Evan Sidrow’s supervisors: Junling Ma and Lloyd Elliott.

Getting to Know Evan

Evan Sidrow completed a master’s degree at the University of Colorado and spent two years as a data scientist at Seagate Technology before beginning his PhD studies at the University of British Columbia under the supervision of Nancy Heckman and Marie Auger-Méthé. His research focuses on stochastic processes for ecological biologging data.

He sees his CANSSI Distinguished Postdoctoral Fellowship as a chance to explore his professional interests while becoming a more well-rounded researcher and educator and notes that his CDPF project gives him the opportunity to solve deep questions about complex datasets with strong applied motivations. He also sees connections between the interdisciplinary nature of the CDPF project and the interdisciplinary component of his PhD research and is looking forward to working with multiple advisors and collaborators from different universities across Canada to grow his research network.

In addition to the research opportunities, Evan hopes to develop his teaching skills through the CDPF program.

I have considered a career in teaching and would like to further explore this option through the CANSSI [Distinguished Postdoctoral fellowship].

About the Supervisors

Junling Ma

Junling Ma is an associate professor in the Department of Mathematics and Statistics at the University of Victoria.

He received a BSc in Applied Mathematics in 1994 and an MSc in Applied Mathematics in 1997 from Xi’an Jiaotong University in China. He received a PhD in Applied Mathematics from Princeton University in 2003.

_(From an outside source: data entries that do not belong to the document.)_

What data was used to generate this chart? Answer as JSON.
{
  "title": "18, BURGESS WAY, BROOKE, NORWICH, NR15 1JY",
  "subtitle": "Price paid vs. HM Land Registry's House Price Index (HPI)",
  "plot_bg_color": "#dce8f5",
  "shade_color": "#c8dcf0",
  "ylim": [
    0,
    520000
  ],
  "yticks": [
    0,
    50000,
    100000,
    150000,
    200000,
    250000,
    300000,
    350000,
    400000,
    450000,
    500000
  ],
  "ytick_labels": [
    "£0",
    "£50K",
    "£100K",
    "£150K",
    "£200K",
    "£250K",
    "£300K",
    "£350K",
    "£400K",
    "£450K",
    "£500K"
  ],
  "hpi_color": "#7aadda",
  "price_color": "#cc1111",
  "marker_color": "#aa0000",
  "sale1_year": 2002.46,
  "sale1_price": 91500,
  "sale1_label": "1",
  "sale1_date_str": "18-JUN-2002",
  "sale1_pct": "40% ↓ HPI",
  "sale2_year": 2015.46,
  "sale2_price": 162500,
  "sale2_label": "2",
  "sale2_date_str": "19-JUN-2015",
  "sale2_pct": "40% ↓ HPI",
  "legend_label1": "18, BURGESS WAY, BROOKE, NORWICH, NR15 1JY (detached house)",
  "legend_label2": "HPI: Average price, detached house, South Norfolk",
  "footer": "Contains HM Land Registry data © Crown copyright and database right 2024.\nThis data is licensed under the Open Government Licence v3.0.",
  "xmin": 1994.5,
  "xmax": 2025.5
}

His research interests include mathematical modelling in epidemiology, ecology, and evolutionary biology using the tools of differential equations and dynamical systems, stochastic processes, and statistical methods.

Current projects include modelling the seasonal epidemics and pandemics of influenza; the spread of HIV among injection drug users and sex workers; plague in the 14th to 16th centuries in London; network epidemic models; and statistical methods on disease parameter estimation.

Lloyd Elliott

Dr. Lloyd T. Elliott is an assistant professor in the Department of Statistics and Actuarial Science at Simon Fraser University, and an honorary academic visitor at the Nuffield Department of Clinical Neuroscience, Oxford. He received his PhD in Machine Learning from the Gatsby Computational Neuroscience Unit at University College London, where he did his thesis on Bayesian nonparametric models for genetic variation.

After his PhD, Lloyd did postdoctoral research in statistical genetics at the University of Oxford. His research includes brain imaging genetics in UK Biobank, and high-dimensional statistical models. Since the COVID-19 pandemic emerged, Lloyd has provided statistical support to epidemiological work funded by Genome BC and has served on the Genetic Epidemiology Sub-Committee of HostSeq.

His areas of interest include statistical genetics and genomics, bioinformatics, machine learning, Bayesian statistics, high-dimensional data.